Diagnostic Work-up and Differential Diagnosis

Crucial elements of the diagnostic work-up focus on the skeletal system. The physical exam includes measurements of length and head circumference, as well as notations on body proportions, including upper segment:lower segment ratio and arm span. In addition, the segmental lengths of each limb are measured to detect asymmetry. Individuals with OI frequently have relatively long arm span for length and a shortened lower segment (pubis to floor). Sclerae may be blue or blue-gray and teeth may have dentinogenesis imperfecta, with opalescent or yellow-brown enamel. In the thorax, the spine should be examined for scoliosis and the rib cage for flare and/or pectus carinatum or excavatum. In an infant, the size of the fontanelles should be noted. Also essential is a careful family pedigree, with inquiries about fractures, hearing loss, dentinogenesis imperfecta and adult height.

Radiographic examination consists of a selective skeletal survey. AP and lateral views of the long bones are examined for significant osteoporosis, bowing, healing fractures, metaphyseal flare and the sharpness of the growth plate. AP and lateral views of the spine are examined for scoliosis, vertebral compressions, and sharpness of the vertebral endplates. A lateral view of the skull should also be obtained to detect wormian bones.

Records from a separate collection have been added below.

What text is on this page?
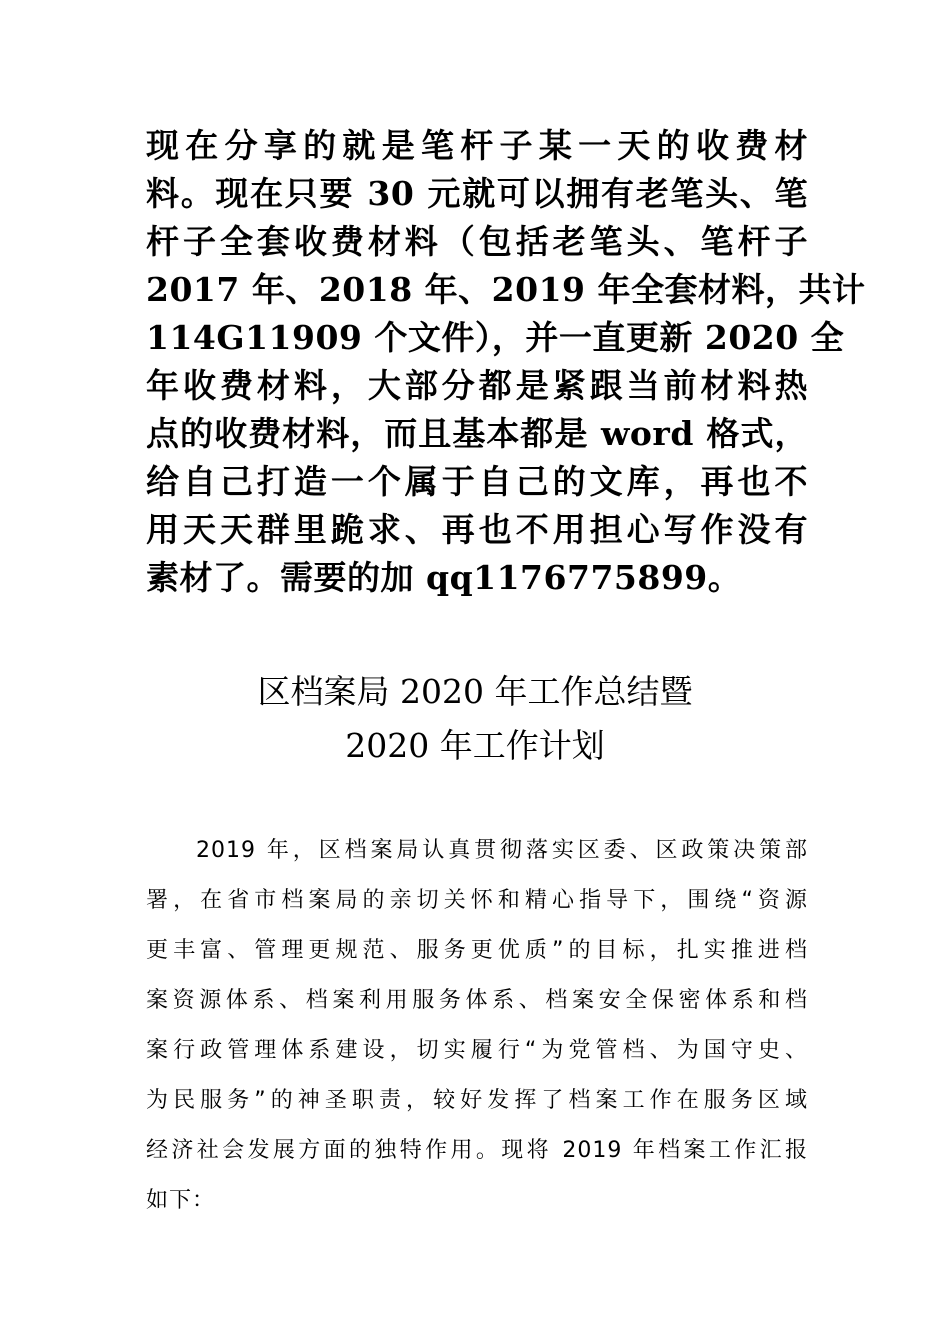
现在分享的就是笔杆子某一天的收费材
料。现在只要 30 元就可以拥有老笔头、笔
杆子全套收费材料（包括老笔头、笔杆子
2017 年、2018 年、2019 年全套材料，共计
114G11909 个文件），并一直更新 2020 全
年收费材料，大部分都是紧跟当前材料热
点的收费材料，而且基本都是 word 格式，
给自己打造一个属于自己的文库，再也不
用天天群里跪求、再也不用担心写作没有
素材了。需要的加 qq1176775899。
区档案局 2020 年工作总结暨
2020 年工作计划
2019 年，区档案局认真贯彻落实区委、区政策决策部
署，在省市档案局的亲切关怀和精心指导下，围绕“资源
更丰富、管理更规范、服务更优质”的目标，扎实推进档
案资源体系、档案利用服务体系、档案安全保密体系和档
案行政管理体系建设，切实履行“为党管档、为国守史、
为民服务”的神圣职责，较好发挥了档案工作在服务区域
经济社会发展方面的独特作用。现将 2019 年档案工作汇报
如下：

It is essential to obtain a DEXA of the lumbar vertebral bodies for a relatively quantitative assessment of the individual’s osteoporosis. Since the bone matrix in types II, III, and IV OI is qualitatively abnormal, the DEXA z-score reflects the structural arrangement of the mineral as well as the quantity and therefore is not a straightforward quantitative measurement.

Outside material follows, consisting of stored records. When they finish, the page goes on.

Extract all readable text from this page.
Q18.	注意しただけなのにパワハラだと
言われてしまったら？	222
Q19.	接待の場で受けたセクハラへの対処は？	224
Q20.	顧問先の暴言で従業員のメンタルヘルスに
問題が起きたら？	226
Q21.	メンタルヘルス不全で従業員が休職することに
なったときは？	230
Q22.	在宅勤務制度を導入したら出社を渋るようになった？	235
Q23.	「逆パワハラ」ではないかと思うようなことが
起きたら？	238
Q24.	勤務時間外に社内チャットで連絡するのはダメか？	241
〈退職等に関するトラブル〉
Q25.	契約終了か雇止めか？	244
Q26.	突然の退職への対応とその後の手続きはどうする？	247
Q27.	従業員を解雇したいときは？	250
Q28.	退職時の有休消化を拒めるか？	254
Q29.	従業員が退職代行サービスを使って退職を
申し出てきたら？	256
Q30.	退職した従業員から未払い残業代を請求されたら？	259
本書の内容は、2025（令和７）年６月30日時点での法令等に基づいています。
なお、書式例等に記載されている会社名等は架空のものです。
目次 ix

Differential diagnosis varies with the severity of OI and age of the patient. On prenatal ultrasound, severe OI may be confused with thanatophoric dysplasia, achondrogenesis type I, or campomelic dysplasia, all of which demonstrate relatively large heads and short limbs. Type III OI may need to be distinguished from infantile hypophosphatasia, which presents with severe osteoporosis and micromelia. Hypophosphatasia results in low serum alkaline phosphatase and increased inorganic pyrophosphate, while in OI, serum alkaline phosphatase is normal or increased. Type IV and more severe type I OI may be confused with primary juvenile osteoporosis or other secondary causes of osteoporosis in childhood, such as hypogonadism of malignancy. Some cases may require collagen studies or bone histology to make a definitive diagnosis. The major differential diagnosis with type I OI is child abuse. Collagen studies can complement decreased BMD and other skeletal features of OI, as necessary.